At Thursday’s community memorial service for Baton Rouge’s fallen law enforcement officers – Brad Garafalo, Matt Gerald and Montrell Jackson -- Police Chief Carl Dabadie and State Police Commander Mike Edmonson both spoke of their heroism.
“We gather here in memory of three remarkable men,” Chief Dabadie began. “Their work put them in harm’s way every day, and they chose to serve anyway.”
“They ran to a call where there was a gunman. They ran towards it,” Col. Edmonson said, with admiration. “And when their fellow man was down, they ran towards them.”
Then, he softly added, “I wish I could bring them back.”
U.S. Vice President Joe Biden offered words of comfort for the officers’ families and friends.
“I know from experience that there’s not much that, at this moment, that can help,” Biden said gently. “But I promise you this – the time will come when you think of your son, your husband, your daddy, when it will bring a smile to your lips before it brings a tear to your eye.”
U.S. Attorney General Loretta Lynch had words of encouragement for the community as a whole.

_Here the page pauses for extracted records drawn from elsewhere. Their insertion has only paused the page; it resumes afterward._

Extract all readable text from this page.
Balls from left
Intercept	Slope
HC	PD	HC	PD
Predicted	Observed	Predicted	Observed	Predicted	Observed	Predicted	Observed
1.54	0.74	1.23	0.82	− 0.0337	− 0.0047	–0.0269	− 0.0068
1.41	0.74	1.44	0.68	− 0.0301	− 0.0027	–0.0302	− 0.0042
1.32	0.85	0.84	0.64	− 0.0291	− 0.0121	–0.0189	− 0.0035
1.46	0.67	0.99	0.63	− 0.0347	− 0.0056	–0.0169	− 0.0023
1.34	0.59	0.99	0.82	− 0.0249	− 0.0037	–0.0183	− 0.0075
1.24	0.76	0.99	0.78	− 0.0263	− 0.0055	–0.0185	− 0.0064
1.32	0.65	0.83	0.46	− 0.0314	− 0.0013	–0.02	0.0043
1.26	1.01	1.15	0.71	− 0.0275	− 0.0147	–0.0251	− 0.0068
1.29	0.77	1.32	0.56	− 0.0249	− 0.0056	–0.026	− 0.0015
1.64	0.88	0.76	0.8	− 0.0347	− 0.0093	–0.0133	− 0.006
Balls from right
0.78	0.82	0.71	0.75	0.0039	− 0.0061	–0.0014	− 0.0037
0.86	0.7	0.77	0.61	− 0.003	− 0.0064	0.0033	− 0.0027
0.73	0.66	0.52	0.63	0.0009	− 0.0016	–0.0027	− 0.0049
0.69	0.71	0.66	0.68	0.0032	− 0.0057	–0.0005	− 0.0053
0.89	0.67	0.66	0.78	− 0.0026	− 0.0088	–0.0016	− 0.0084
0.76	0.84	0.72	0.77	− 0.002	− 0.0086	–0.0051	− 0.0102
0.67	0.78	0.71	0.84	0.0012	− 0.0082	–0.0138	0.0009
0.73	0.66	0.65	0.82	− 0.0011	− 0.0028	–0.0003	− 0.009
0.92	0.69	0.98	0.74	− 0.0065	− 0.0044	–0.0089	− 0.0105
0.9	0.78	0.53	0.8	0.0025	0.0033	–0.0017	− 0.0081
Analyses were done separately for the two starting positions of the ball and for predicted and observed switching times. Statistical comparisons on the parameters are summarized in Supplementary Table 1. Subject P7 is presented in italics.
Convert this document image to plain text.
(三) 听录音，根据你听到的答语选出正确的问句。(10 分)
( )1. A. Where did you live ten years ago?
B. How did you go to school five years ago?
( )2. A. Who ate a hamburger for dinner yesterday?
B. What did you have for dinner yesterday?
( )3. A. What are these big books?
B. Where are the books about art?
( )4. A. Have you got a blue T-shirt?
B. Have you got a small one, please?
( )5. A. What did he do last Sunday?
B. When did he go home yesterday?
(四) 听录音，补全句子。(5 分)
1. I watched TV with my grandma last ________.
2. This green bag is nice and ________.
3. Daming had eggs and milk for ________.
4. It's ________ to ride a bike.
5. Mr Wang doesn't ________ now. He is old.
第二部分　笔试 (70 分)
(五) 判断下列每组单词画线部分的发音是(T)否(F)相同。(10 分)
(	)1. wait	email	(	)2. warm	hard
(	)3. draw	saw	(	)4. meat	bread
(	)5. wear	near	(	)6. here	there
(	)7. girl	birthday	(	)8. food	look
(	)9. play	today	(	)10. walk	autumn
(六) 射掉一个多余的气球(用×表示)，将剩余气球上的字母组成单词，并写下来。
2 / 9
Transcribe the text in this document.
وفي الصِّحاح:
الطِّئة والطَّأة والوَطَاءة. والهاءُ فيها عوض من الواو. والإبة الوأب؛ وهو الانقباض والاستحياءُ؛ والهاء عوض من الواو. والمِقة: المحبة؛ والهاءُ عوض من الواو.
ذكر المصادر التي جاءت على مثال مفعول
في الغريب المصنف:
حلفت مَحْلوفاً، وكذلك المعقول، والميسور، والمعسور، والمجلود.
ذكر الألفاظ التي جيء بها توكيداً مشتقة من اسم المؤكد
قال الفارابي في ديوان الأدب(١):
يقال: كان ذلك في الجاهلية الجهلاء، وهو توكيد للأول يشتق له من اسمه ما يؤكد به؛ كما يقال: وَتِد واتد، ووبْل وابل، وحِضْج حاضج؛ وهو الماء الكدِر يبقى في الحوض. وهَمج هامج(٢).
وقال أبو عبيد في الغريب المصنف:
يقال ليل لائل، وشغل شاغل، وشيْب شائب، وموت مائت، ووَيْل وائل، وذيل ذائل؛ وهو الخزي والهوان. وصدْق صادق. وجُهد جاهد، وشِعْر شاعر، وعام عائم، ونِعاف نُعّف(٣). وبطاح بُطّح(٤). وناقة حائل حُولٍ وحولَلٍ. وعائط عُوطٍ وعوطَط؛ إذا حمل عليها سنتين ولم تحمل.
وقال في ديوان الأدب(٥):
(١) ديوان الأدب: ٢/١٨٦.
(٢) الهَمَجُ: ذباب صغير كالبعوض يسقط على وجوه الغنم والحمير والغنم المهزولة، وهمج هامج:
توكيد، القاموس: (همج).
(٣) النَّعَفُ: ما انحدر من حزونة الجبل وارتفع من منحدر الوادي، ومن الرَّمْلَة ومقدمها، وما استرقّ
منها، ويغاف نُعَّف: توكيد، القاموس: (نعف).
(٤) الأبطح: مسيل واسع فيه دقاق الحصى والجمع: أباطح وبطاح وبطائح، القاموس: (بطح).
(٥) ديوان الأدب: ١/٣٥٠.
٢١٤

“All of us here today, joined by this collective heartache, we are also joined by our collective humanity. We are a reminder that we find strength turning towards each other, not turning against each other. Baton Rouge has chosen that,” Lynch reminded those assembled. “The state has seen it; the country has seen it. You are the example.”
Several speakers quoted from Ofcr. Montrell Jackson’s final Facebook post,including Sheriff Sid Gautreaux.
“He said, and I quote,’Never let hate infect your heart’.”
Then Jackson’s widow. Trenisha, asked everyone present to live it:
“If you don’t mind, I ask everyone to stand up, raise your right hand, and repeat after me: I…will…not…let…hate…infect…my…heart…”
Word for word, then entire assemblage – Vice President, U.S. Attorney General, Louisiana Governor John Bel Edwards, police and deputies, family, friends and community members –followed her lead, and then applauded her courage -- and their own vow.